Структурно-семантический анализ словосочетаний, одним из компонентов которых является номинант эмоции, позволил установить, что последний достаточно легко и часто метафоризуется в немецкой и русской речи. Мы выделяем следующие типы метафор: антропоморфную, натурморфную, зооморфную и флористическую. Наиболее продуктивными оказались, согласно результатам проведённого исследования, её первые два типа. Высокий индекс употребления антропоморфной метафоры, которая, вероятно, наиболее распространена в любом языке (по крайней мере, в языках, обслуживающих европейские культуры), мы объясняем социально-психологической релевантностью для человека его же реальных поступков, его преобразующей действительность деятельностью. Homo loquens суть homo agens (человек действующий). Интроспективность человека, его психологическая склонность, природная, фатальная предрасположенность измерять, значит, и оценивать «вещи» сквозь призму собственного Ego есть причина активного употребления в языке антропоморфной метафоры.

Со структурной точки зрения (частеречной принадлежности) особенно продуктивен глагольный тип антропоморфной метафоры. Как самый динамичный класс слов именно глагол позволяет более эффективно, более адекватно передать эмоциональное содержание, интенции продуцента речи, эмоциогенные ситуации, которыми изобилует лингвокультурная среда нашего обитания.

Высокую распространённость натурморфной метафоры, сущность которой заключается в уподоблении психических переживаний человека конкретно, реально воспринимаемым предметам действительности, мы объясняем их традиционно непреходящей утилитарной (витальной) ценностью для нашей жизни. Наиболее часто эмоции уподобляются таким явлениям материальной культуры, как «огонь», «дым», «вода». Последним, по утверждению многих учёных, изучающих мировые мифологии, приписывались самые различные магические, целебные и т.п. свойства (см. Уилрайт 1990, с. 105–106; Степанов 1997, с. 200; Серл 1990, с. 324).

Натурморфная метафора эксплицируется в немецком и русском языках часто не только через глагольные имена, но и через адъективы. Последние с точки зрения их семантики обычно выражают значения температуры и цвета, приписываемые в качестве свойств ЭК (иногда значение вкуса). Здесь как и ранее очевидна ярко выраженная символизация психических переживаний человека.

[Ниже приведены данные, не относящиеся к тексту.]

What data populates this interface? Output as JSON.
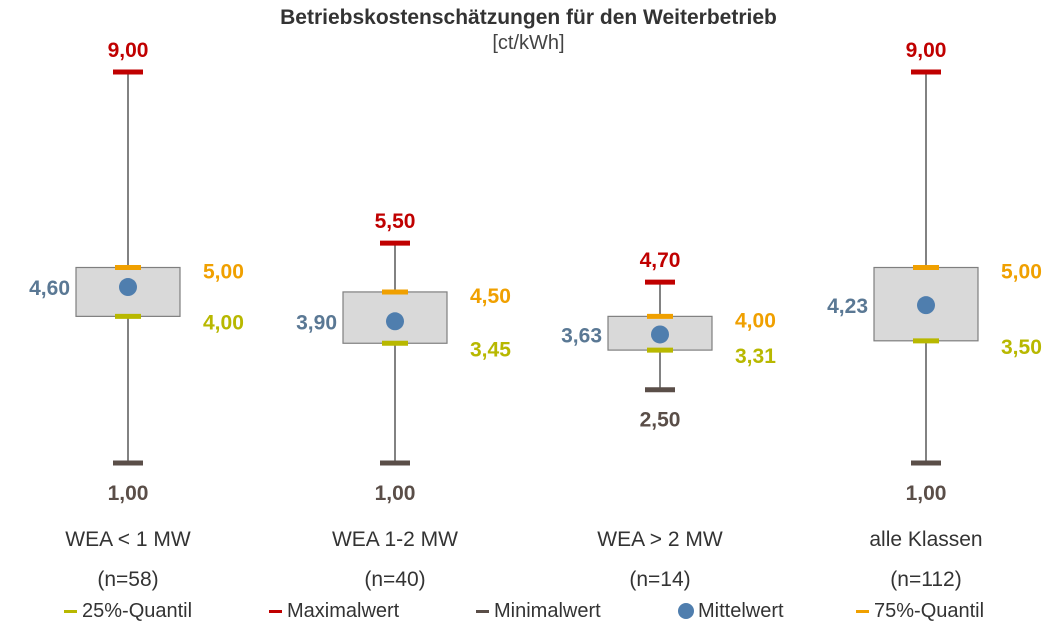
{
  "title": "Betriebskostenschätzungen für den Weiterbetrieb",
  "subtitle": "[ct/kWh]",
  "colors": {
    "max": "#c00000",
    "min": "#5a4e48",
    "q25": "#b8b800",
    "q75": "#f0a000",
    "mean": "#4f7eae",
    "mean_label": "#5a7894",
    "box_fill": "#d9d9d9",
    "box_stroke": "#7f7f7f",
    "whisker": "#595959"
  },
  "chart_data": {
    "type": "box",
    "unit": "ct/kWh",
    "groups": [
      {
        "name": "WEA < 1 MW",
        "n": "(n=58)",
        "min": 1.0,
        "q25": 4.0,
        "mean": 4.6,
        "q75": 5.0,
        "max": 9.0,
        "labels": {
          "min": "1,00",
          "q25": "4,00",
          "mean": "4,60",
          "q75": "5,00",
          "max": "9,00"
        }
      },
      {
        "name": "WEA 1-2 MW",
        "n": "(n=40)",
        "min": 1.0,
        "q25": 3.45,
        "mean": 3.9,
        "q75": 4.5,
        "max": 5.5,
        "labels": {
          "min": "1,00",
          "q25": "3,45",
          "mean": "3,90",
          "q75": "4,50",
          "max": "5,50"
        }
      },
      {
        "name": "WEA > 2 MW",
        "n": "(n=14)",
        "min": 2.5,
        "q25": 3.31,
        "mean": 3.63,
        "q75": 4.0,
        "max": 4.7,
        "labels": {
          "min": "2,50",
          "q25": "3,31",
          "mean": "3,63",
          "q75": "4,00",
          "max": "4,70"
        }
      },
      {
        "name": "alle Klassen",
        "n": "(n=112)",
        "min": 1.0,
        "q25": 3.5,
        "mean": 4.23,
        "q75": 5.0,
        "max": 9.0,
        "labels": {
          "min": "1,00",
          "q25": "3,50",
          "mean": "4,23",
          "q75": "5,00",
          "max": "9,00"
        }
      }
    ],
    "legend": [
      {
        "label": "25%-Quantil",
        "key": "q25",
        "shape": "dash"
      },
      {
        "label": "Maximalwert",
        "key": "max",
        "shape": "dash"
      },
      {
        "label": "Minimalwert",
        "key": "min",
        "shape": "dash"
      },
      {
        "label": "Mittelwert",
        "key": "mean",
        "shape": "dot"
      },
      {
        "label": "75%-Quantil",
        "key": "q75",
        "shape": "dash"
      }
    ],
    "legend_position": "bottom"
  }
}
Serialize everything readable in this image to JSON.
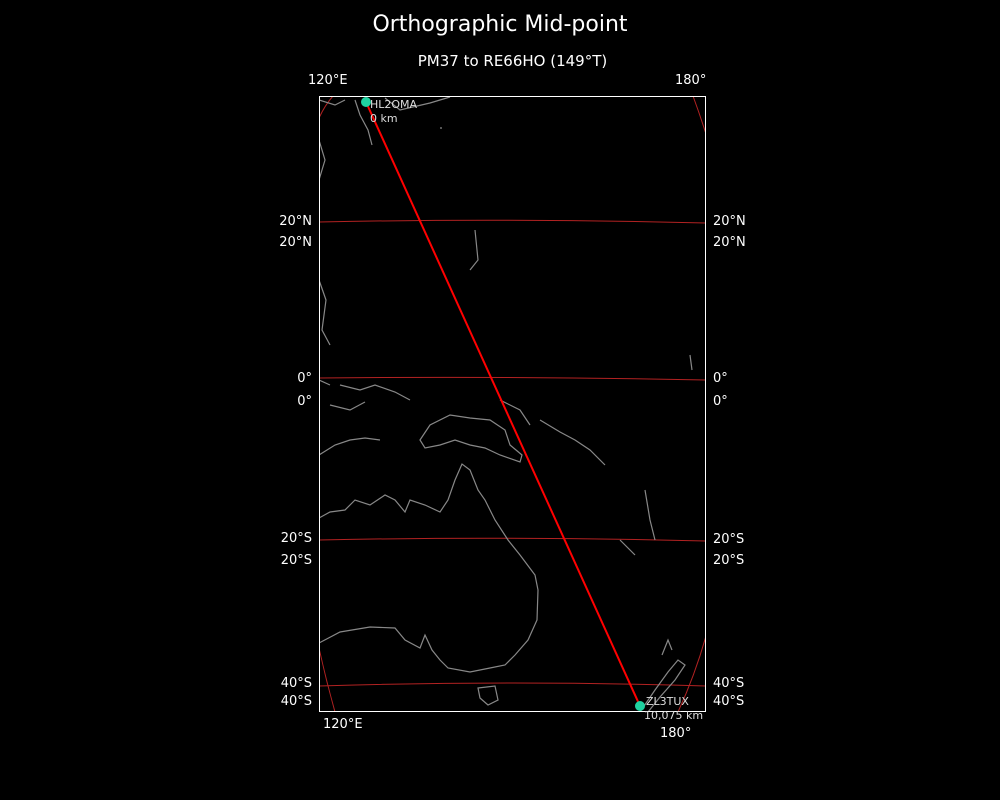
{
  "title": "Orthographic Mid-point",
  "subtitle": "PM37 to RE66HO (149°T)",
  "map": {
    "projection": "orthographic",
    "background": "#000000",
    "coastline_color": "#888888",
    "graticule_color": "#b22222",
    "path_color": "#ff0000",
    "marker_color": "#1fd1a0",
    "lon_labels_top": [
      "120°E",
      "180°"
    ],
    "lon_labels_bottom": [
      "120°E",
      "180°"
    ],
    "lat_labels": [
      "20°N",
      "0°",
      "20°S",
      "40°S"
    ]
  },
  "stations": [
    {
      "call": "HL2OMA",
      "distance": "0 km"
    },
    {
      "call": "ZL3TUX",
      "distance": "10,075 km"
    }
  ]
}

Зооморфная метафора, построенная на приписывании эмоциям черт поведенческих реакций животных, не отличается высокой продуктивностью при вторичной номинации эмоций как в немецком, так и в русском языках. Здесь, однако, следует указать на сложность разграничения слов, номинирующих поступки человека и поведенческие реакции животных. Часто анализ семантики лексем, сочетающихся с обозначениями эмоций, не позволяет точно установить границы между употреблением тех/иных слов в отношении обозначения действий людей и животных. Антропо- и зооморфная метафоры, по своей сути, близки друг другу, поскольку описывают реальные, во многом внешне схожие поступки живых существ в целом.

Флористический тип метафоры, оказавшейся применительно к нашему материалу непродуктивным, по своей природе максимально близок широко распространённой натурморфной метафоре. Флористическую метафору можно было бы отнести в класс более «широкой» метафоры – натурморфной. Неактивное использование флоронимов в качестве метафоризующего эмоции средства мы объясняем прежде всего их пассивностью, «созерцательностью». Эмоции более легко метафоризуются «деятельностными» субъектами/объектами мира. Эмоциям человеческое сознание приписывает известную «человекоподобную» активность, в основе которой лежит сила их мотивационной деятельности.

В заключение укажем, что метафорические описания эмоций оценочны. Если провести их анализ в немецком и русском языках по таким основным типам оценки, как гедоническая, сенсорная и утилитарная, то можно обнаружить различную степень их распространенности в исследуемом материале. Наиболее продуктивным для метафорических описаний эмоций в обоих языках, судя по художественным примерам, является сенсорный тип оценки (sanfte Freude, сладкая радость, горькая печаль, горькое горе, холодное бешенство и т.п.). Сенсорный тип оценки характерен как для позитивных, так и для негативных эмоций, обозначаемых в немецком и русском языках. Этот тип оценки более продуктивен в русскоязычной метафоре. Данный лингвистический факт объясним предпочтением разноязычных этносов в выборе способа освоения мира, в том числе мира эмоций.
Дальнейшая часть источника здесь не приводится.